El tipo de abajo tenía buen oído. Otra rápida ráfaga hizo saltar astillas a pocos centímetros del rostro de Gordon cuando volvió a agacharse, apenas a tiempo.

Se hizo el silencio, excepto por el pulso de Gordon que retumbaba como un trueno en sus oídos.

«¿Y ahora qué?», se preguntó.

De pronto se oyó un fuerte grito. Gordon levantó la cabeza y captó un confuso movimiento reflejado en el espejo… ¡Aquella mujer menuda estaba cargando contra un enemigo mucho mayor que ella con una silla levantada sobre su cabeza!

El supervivencialista se giró en redondo y disparó. Del pecho de la joven rebuscadora brotaron unas rojas manchas y se desplomó en el suelo; la silla rodó a los pies del supervivencialista.

Gordon tal vez oyó el clic cuando se vació la recámara del rifle. O tal vez sólo se trataba de una suposición. Fuera lo que fuese, se puso en pie de un salto, sin pensar, con los brazos extendidos, y apretó el gatillo del 38 una y otra vez, disparando hasta que el percutor golpeó cinco veces en cámaras vacías y humeantes.

Su oponente permaneció en pie, a punto de colocar un cargador nuevo que sostenía en la mano izquierda. Pero unas manchas oscuras habían empezado a extenderse por el uniforme de camuflaje. Con expresión de asombro, más que de otra cosa, su mirada se cruzó con la de Gordon por encima del humeante cañón de la pistola.

El rifle de asalto se inclinó y cayó con estrépito de los dedos fláccidos, y después el supervivencialista se desplomó en el suelo.

Gordon corrió escaleras abajo, saltando por encima de la barandilla cuando llegó al final. Primero se detuvo junto a los dos hombres y se cercioró de que estaban muertos. Después se precipitó hacia la joven, que estaba gravemente herida.

Cuando él le alzó la cabeza, la mujer logró decir:

—¿Quién…?

—No hables —le dijo Gordon, y le enjugó un hilillo de sangre de la comisura de los labios.

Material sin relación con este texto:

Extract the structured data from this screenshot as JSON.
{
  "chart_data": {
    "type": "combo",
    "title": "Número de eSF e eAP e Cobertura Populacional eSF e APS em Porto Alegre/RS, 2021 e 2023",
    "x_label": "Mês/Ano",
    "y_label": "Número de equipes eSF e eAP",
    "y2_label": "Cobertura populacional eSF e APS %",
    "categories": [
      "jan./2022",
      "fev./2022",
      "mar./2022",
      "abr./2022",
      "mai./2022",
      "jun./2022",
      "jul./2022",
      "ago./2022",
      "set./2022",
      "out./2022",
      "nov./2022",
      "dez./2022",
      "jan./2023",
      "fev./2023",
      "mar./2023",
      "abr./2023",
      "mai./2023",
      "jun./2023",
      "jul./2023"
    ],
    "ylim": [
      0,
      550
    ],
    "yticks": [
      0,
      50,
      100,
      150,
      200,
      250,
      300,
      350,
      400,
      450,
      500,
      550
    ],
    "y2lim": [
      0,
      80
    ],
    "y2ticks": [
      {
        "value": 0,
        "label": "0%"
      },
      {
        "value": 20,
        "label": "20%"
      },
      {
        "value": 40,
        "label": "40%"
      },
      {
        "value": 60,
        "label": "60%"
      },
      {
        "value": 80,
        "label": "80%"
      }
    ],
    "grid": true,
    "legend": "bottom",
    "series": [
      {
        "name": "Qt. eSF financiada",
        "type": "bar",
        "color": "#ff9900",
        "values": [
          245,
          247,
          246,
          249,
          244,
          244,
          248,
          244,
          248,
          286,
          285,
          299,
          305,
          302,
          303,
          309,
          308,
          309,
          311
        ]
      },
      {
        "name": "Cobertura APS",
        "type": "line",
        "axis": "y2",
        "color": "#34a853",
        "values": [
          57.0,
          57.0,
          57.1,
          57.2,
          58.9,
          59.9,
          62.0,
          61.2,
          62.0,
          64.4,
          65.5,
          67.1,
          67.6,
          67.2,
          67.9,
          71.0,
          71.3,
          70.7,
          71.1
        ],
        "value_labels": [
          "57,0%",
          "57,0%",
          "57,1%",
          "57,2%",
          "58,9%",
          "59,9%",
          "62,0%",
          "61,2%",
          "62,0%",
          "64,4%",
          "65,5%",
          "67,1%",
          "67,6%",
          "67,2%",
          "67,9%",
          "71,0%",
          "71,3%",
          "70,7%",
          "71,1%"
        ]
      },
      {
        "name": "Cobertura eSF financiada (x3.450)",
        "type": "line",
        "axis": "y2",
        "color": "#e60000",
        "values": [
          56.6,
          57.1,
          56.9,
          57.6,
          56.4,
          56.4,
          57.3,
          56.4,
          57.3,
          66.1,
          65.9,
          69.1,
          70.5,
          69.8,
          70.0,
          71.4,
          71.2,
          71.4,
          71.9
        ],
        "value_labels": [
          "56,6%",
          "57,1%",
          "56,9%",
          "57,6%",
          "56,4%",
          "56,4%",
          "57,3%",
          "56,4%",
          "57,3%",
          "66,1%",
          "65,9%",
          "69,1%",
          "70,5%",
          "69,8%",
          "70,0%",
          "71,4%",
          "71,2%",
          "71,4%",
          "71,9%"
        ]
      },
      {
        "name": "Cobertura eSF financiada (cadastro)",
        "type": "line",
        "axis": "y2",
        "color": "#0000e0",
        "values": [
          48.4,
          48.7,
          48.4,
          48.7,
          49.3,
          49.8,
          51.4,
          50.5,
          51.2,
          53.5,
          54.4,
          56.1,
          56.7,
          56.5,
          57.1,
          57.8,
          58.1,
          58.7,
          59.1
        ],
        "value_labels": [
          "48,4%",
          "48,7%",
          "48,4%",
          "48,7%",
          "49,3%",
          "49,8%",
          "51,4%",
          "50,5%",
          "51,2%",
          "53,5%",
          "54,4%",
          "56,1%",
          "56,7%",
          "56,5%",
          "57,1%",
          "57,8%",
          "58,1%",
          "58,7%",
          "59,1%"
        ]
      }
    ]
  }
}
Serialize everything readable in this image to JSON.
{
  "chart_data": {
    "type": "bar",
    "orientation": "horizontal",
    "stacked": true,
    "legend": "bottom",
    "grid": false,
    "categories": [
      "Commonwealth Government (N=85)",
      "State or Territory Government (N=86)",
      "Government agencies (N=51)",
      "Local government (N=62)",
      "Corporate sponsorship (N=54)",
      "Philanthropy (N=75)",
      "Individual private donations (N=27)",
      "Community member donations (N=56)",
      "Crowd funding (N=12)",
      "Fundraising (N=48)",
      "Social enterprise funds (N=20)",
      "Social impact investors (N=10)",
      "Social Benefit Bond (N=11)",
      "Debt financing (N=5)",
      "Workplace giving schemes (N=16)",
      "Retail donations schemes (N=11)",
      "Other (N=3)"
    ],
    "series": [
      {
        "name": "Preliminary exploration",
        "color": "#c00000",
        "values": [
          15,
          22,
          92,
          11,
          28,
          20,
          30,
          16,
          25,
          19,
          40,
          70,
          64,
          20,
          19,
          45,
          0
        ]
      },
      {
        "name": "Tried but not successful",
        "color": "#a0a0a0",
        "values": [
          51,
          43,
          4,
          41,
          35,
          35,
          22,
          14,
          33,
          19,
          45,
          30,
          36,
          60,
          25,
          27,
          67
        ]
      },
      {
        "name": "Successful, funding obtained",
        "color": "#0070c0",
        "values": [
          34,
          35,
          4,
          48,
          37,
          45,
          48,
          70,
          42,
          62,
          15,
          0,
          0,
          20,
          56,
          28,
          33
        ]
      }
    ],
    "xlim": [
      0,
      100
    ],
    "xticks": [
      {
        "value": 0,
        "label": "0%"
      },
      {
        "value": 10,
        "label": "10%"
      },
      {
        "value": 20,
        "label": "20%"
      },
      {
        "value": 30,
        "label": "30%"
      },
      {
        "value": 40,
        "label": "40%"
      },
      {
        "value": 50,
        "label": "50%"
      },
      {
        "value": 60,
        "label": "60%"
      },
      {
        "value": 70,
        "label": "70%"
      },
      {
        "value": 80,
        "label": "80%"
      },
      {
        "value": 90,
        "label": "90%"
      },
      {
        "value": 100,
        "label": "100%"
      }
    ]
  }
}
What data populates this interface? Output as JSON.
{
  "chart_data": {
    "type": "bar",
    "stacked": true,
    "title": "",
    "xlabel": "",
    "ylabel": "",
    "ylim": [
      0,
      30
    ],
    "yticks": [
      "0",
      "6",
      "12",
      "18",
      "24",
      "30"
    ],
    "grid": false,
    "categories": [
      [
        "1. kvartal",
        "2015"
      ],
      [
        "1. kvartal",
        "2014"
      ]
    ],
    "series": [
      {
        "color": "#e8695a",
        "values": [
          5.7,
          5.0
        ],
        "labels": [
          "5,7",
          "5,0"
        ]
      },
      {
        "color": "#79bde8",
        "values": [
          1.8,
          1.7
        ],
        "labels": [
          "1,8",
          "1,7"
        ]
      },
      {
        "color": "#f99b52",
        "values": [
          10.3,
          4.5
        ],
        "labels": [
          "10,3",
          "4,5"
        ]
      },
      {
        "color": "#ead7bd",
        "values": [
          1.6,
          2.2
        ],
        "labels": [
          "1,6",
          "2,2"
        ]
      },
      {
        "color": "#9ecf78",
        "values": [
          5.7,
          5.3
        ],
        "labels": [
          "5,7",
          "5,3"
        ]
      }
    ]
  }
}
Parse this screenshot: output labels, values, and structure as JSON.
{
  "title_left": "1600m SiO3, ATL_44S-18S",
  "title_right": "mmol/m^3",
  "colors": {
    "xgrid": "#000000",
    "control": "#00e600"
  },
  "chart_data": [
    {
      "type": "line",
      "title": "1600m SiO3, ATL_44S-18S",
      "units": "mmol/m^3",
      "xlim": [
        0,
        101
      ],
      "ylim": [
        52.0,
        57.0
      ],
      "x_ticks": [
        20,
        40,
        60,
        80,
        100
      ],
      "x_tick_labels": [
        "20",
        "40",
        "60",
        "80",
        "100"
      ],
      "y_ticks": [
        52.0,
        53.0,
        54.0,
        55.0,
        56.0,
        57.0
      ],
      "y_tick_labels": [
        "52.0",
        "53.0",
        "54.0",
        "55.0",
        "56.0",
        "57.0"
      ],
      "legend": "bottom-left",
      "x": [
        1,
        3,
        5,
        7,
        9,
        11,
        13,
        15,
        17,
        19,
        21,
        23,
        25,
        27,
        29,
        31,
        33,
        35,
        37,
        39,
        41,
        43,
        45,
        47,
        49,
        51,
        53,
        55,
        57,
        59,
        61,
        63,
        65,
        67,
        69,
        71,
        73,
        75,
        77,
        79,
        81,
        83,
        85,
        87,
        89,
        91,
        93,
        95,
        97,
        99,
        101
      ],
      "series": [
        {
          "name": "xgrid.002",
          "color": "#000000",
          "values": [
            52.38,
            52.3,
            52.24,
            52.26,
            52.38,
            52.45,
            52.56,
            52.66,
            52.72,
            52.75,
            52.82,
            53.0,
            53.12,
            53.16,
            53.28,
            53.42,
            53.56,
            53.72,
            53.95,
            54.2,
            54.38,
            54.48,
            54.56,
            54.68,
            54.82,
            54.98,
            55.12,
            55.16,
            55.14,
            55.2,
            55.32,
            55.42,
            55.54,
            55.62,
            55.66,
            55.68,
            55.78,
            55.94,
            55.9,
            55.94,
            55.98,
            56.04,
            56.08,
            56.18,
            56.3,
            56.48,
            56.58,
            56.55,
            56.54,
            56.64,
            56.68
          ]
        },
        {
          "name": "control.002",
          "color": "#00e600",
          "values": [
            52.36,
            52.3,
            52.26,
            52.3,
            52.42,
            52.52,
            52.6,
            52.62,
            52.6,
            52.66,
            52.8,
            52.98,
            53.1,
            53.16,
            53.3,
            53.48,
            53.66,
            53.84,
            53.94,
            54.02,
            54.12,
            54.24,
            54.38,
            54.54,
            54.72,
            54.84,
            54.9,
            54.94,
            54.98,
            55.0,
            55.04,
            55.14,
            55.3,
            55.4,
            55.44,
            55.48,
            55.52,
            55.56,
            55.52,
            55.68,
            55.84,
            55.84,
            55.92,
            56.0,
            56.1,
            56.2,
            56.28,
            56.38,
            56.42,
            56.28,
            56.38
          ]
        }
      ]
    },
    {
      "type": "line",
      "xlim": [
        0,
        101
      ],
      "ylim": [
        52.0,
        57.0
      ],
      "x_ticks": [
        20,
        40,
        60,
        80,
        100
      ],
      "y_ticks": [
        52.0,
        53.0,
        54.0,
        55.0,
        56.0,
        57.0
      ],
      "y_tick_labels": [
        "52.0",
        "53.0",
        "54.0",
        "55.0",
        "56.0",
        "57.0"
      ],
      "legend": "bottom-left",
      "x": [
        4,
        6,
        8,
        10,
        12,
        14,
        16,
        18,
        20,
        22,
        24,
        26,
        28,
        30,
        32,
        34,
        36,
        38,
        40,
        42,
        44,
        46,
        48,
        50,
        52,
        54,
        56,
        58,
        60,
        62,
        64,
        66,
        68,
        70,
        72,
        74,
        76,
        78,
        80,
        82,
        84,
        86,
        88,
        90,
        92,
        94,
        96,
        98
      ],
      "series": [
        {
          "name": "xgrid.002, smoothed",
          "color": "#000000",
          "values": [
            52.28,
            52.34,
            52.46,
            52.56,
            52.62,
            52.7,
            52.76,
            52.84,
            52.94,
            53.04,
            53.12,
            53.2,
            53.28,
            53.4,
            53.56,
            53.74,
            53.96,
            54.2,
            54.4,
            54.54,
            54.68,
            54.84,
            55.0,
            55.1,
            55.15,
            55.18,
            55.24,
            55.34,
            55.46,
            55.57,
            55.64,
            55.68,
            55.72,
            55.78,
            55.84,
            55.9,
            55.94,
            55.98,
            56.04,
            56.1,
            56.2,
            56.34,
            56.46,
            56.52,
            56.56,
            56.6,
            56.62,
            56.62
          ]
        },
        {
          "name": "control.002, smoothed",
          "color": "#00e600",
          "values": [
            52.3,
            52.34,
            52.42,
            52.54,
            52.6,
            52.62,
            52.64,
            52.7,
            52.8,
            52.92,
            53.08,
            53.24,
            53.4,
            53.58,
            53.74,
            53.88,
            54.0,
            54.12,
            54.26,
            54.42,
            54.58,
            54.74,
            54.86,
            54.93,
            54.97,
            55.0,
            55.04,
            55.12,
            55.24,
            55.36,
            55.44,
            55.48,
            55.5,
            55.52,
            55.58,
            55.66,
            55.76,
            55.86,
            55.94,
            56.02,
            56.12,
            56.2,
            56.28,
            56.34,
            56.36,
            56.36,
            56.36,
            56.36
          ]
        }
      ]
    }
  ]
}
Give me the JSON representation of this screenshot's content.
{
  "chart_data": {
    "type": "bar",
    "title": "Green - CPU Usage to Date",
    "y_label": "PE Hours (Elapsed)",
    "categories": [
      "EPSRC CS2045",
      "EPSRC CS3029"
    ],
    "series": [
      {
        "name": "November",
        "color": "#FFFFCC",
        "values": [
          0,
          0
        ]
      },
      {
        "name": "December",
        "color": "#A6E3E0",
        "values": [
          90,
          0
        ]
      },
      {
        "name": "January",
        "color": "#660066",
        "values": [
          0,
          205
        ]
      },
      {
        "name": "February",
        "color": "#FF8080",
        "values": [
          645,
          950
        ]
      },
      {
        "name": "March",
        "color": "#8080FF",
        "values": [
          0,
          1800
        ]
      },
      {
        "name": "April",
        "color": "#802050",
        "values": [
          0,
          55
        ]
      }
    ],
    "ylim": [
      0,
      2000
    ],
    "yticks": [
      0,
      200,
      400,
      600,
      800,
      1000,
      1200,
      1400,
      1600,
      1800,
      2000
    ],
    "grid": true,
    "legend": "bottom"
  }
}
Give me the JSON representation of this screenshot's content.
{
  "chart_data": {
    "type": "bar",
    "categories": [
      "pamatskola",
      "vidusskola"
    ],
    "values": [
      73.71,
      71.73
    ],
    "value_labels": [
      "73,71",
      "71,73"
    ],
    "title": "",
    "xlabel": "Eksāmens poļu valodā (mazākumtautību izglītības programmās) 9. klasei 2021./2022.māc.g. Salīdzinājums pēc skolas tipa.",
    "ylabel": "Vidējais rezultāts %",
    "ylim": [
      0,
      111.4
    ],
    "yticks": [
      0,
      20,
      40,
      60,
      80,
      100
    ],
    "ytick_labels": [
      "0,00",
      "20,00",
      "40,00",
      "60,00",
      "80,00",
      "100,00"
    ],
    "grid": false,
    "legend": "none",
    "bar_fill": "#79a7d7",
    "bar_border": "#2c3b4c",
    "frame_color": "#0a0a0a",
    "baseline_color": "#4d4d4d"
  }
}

Los ojos de la mujer, con las pupilas muy dilatadas, pavorosamente alerta en el umbral de la muerte, recorrieron el rostro de Gordon, su uniforme, la frase SERVICIO POSTAL DE EE UU RESTABLECIDOS bordada en el bolsillo de su camisa. Y expresaron asombro y deseos de saber.

«Deja que lo crea —se dijo Gordon—. Se está muriendo. Déjale creer que es cierto.»

Pero no tuvo fuerzas para hablar, para contar las mentiras que con tanta frecuencia había contado y que le habían permitido llegar hasta tan lejos durante tantos meses. Esta vez no pudo repetirlas.

—Soy sólo un viajero, señorita. —Meneó la cabeza—. Sólo soy… soy un ciudadano que trata de ayudar.

Ella asintió, al parecer sólo un poco decepcionada, como si aquello en sí mismo fuera un milagro sin importancia.

—Norte… —jadeó—. Coja al muchacho… Advierta… advierta a Cíclope…

Gordon percibió en esa última palabra, pese a que la pronunció exhalando su último suspiro, reverencia, lealtad y una absoluta fe en la redención final… todo ello en nombre de una máquina.

«Cíclope», pensó aturdido mientras dejaba el cuerpo en el suelo. Ahora tenía una razón más para seguir la leyenda hasta su origen.

No había tiempo para enterrarla. El rifle del bandido tenía silenciador, pero el 38 de Gordon había resonado como un trueno. Los otros bandidos seguramente lo habrían oído. Sólo disponía de unos instantes para recoger al chico y largarse de allí.